All my eye and Betty Martin nonsense; said in a letter of 1781 to be ‘a sea phrase’, although the identity of Betty Martin is unexplained.

eye-catcher in 18th-century landscape design, an architectural feature such as a sham ruin or a monument, intended to draw the eye in a particular direction.

an eye for an eye and a tooth for a tooth used to refer to the belief that retaliation in kind is the appropriate way to deal with an offence or crime, with biblical allusion to Exodus 21:23–4.

the eye of a master does more work than both his hands employees work harder when the person who is in charge is present; saying recorded from the mid 18th century.

eye of a needle the type of a minute gap through which it is difficult to pass; mainly with echoes of Jesus's saying, ‘it is easier for a camel to go through the eye of a needle, than for a rich man to enter into the kingdom of heaven’ (Matthew 19:24).

eye of the storm the calm region at the centre of a storm, often used figuratively.

an eye to the main chance consideration for one's own interests; main chance literally, in the game of hazard, a number (5, 6, 7, or 8) called by a player before throwing the dice.

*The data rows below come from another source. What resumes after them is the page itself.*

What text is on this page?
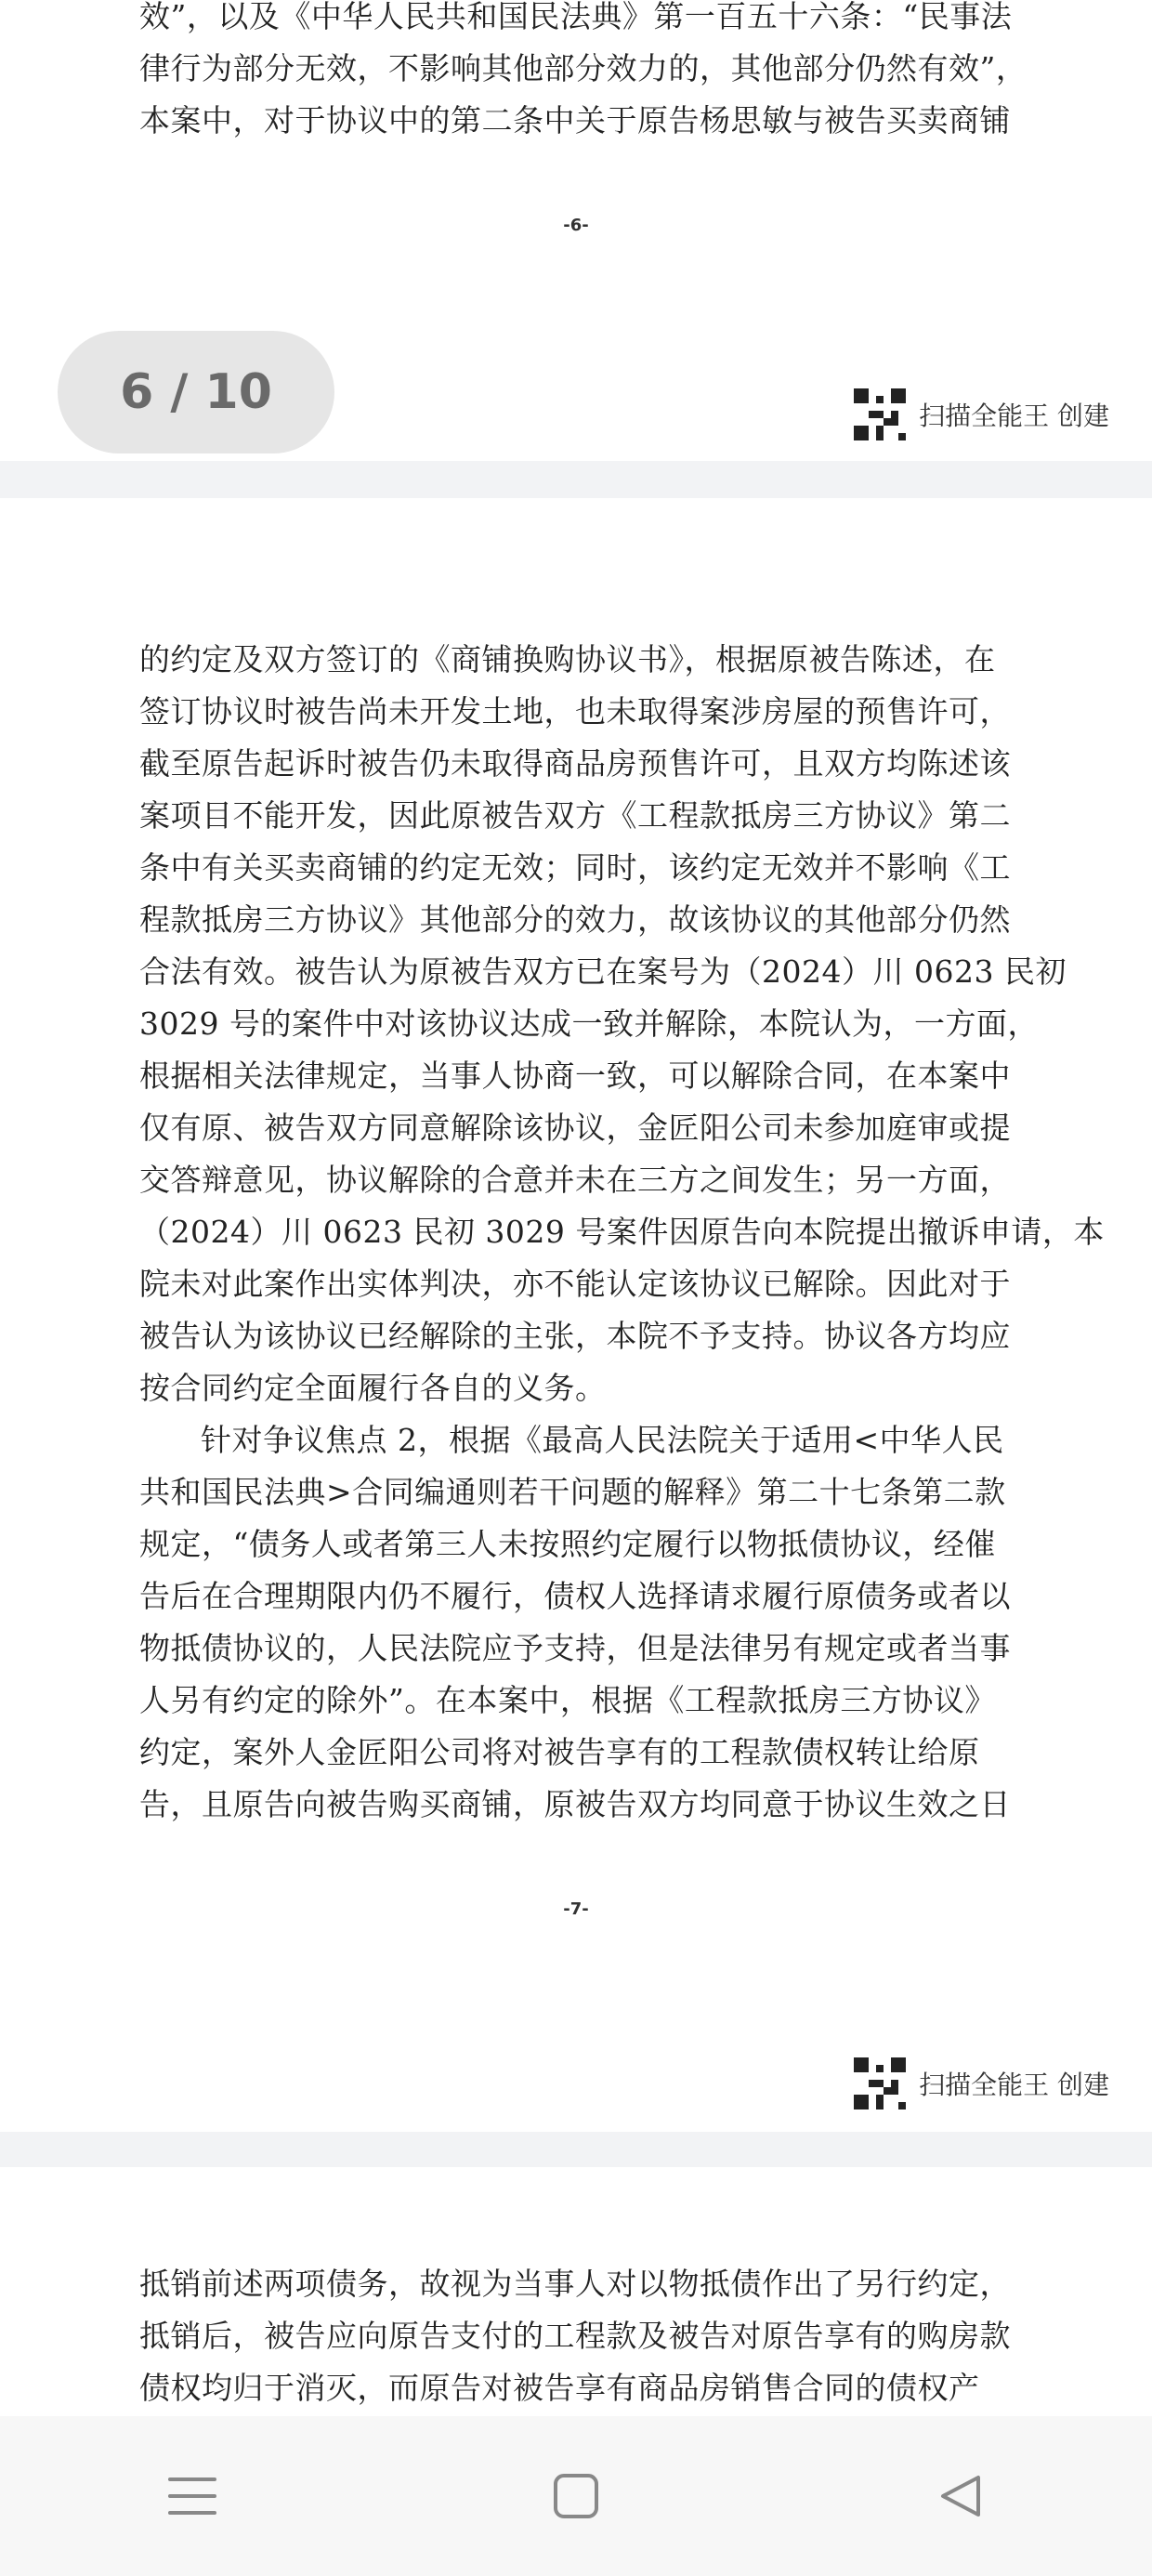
效”，以及《中华人民共和国民法典》第一百五十六条：“民事法
律行为部分无效，不影响其他部分效力的，其他部分仍然有效”，
本案中，对于协议中的第二条中关于原告杨思敏与被告买卖商铺
-6-
扫描全能王 创建
6 / 10
的约定及双方签订的《商铺换购协议书》，根据原被告陈述，在
签订协议时被告尚未开发土地，也未取得案涉房屋的预售许可，
截至原告起诉时被告仍未取得商品房预售许可，且双方均陈述该
案项目不能开发，因此原被告双方《工程款抵房三方协议》第二
条中有关买卖商铺的约定无效；同时，该约定无效并不影响《工
程款抵房三方协议》其他部分的效力，故该协议的其他部分仍然
合法有效。被告认为原被告双方已在案号为（2024）川 0623 民初
3029 号的案件中对该协议达成一致并解除，本院认为，一方面，
根据相关法律规定，当事人协商一致，可以解除合同，在本案中
仅有原、被告双方同意解除该协议，金匠阳公司未参加庭审或提
交答辩意见，协议解除的合意并未在三方之间发生；另一方面，
（2024）川 0623 民初 3029 号案件因原告向本院提出撤诉申请，本
院未对此案作出实体判决，亦不能认定该协议已解除。因此对于
被告认为该协议已经解除的主张，本院不予支持。协议各方均应
按合同约定全面履行各自的义务。
针对争议焦点 2，根据《最高人民法院关于适用<中华人民
共和国民法典>合同编通则若干问题的解释》第二十七条第二款
规定，“债务人或者第三人未按照约定履行以物抵债协议，经催
告后在合理期限内仍不履行，债权人选择请求履行原债务或者以
物抵债协议的，人民法院应予支持，但是法律另有规定或者当事
人另有约定的除外”。在本案中，根据《工程款抵房三方协议》
约定，案外人金匠阳公司将对被告享有的工程款债权转让给原
告，且原告向被告购买商铺，原被告双方均同意于协议生效之日
-7-
扫描全能王 创建
抵销前述两项债务，故视为当事人对以物抵债作出了另行约定，
抵销后，被告应向原告支付的工程款及被告对原告享有的购房款
债权均归于消灭，而原告对被告享有商品房销售合同的债权产
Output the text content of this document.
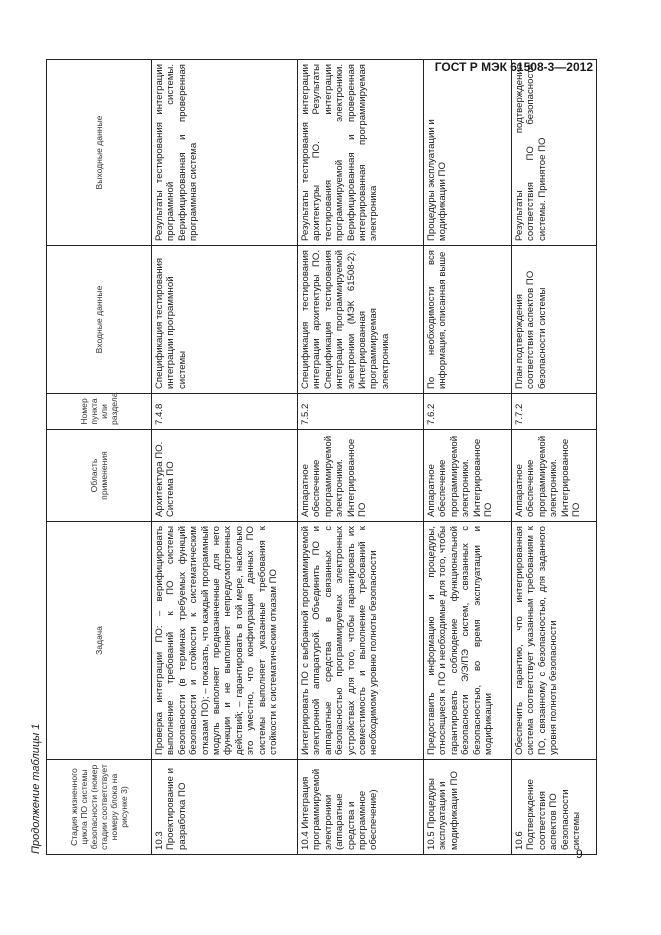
ГОСТ Р МЭК 61508-3—2012
Продолжение таблицы 1	Стадия жизненного цикла ПО системы безопасности (номер стадии соответствует номеру блока на рисунке 3)	Задача	Область применения	Номер пункта или раздела	Входные данные	Выходные данные
10.3 Проектирование и разработка ПО	Проверка интеграции ПО: – верифицировать выполнение требований к ПО системы безопасности (в терминах требуемых функций безопасности и стойкости к систематическим отказам ПО); – показать, что каждый программный модуль выполняет предназначенные для него функции и не выполняет непредусмотренных действий; – гарантировать в той мере, насколько это уместно, что конфигурация данных ПО системы выполняет указанные требования к стойкости к систематическим отказам ПО	Архитектура ПО. Система ПО	7.4.8	Спецификация тестирования интеграции программной системы	Результаты тестирования интеграции программной системы. Верифицированная и проверенная программная система
10.4 Интеграция программируемой электроники (аппаратные средства и программное обеспечение)	Интегрировать ПО с выбранной программируемой электронной аппаратурой. Объединить ПО и аппаратные средства в связанных с безопасностью программируемых электронных устройствах для того, чтобы гарантировать их совместимость и выполнение требований к необходимому уровню полноты безопасности	Аппаратное обеспечение программируемой электроники. Интегрированное ПО	7.5.2	Спецификация тестирования интеграции архитектуры ПО. Спецификация тестирования интеграции программируемой электроники (МЭК 61508-2). Интегрированная программируемая электроника	Результаты тестирования интеграции архитектуры ПО. Результаты тестирования интеграции программируемой электроники. Верифицированная и проверенная интегрированная программируемая электроника
10.5 Процедуры эксплуатации и модификации ПО	Предоставить информацию и процедуры, относящиеся к ПО и необходимые для того, чтобы гарантировать соблюдение функциональной безопасности Э/Э/ПЭ систем, связанных с безопасностью, во время эксплуатации и модификации	Аппаратное обеспечение программируемой электроники. Интегрированное ПО	7.6.2	По необходимости вся информация, описанная выше	Процедуры эксплуатации и модификации ПО
10.6 Подтверждение соответствия аспектов ПО безопасности системы	Обеспечить гарантию, что интегрированная система соответствует указанным требованиям к ПО, связанному с безопасностью, для заданного уровня полноты безопасности	Аппаратное обеспечение программируемой электроники. Интегрированное ПО	7.7.2	План подтверждения соответствия аспектов ПО безопасности системы	Результаты подтверждения соответствия ПО безопасности системы. Принятое ПО
9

what the eye doesn't see, the heart doesn't grieve over now sometimes used with the implication that information is being withheld to prevent difficulties. The saying is recorded in English from the mid 16th century, but an earlier Latin usage is found in the sermons of St Bernard of Clairvaux (1090–1153), ‘vulgo dicitur: Quod non videt oculus cor non dolet [it is commonly said: what the eye sees not, the heart does not grieve at].’ (Compare where ignorance is bliss, 'tis folly to be wise.)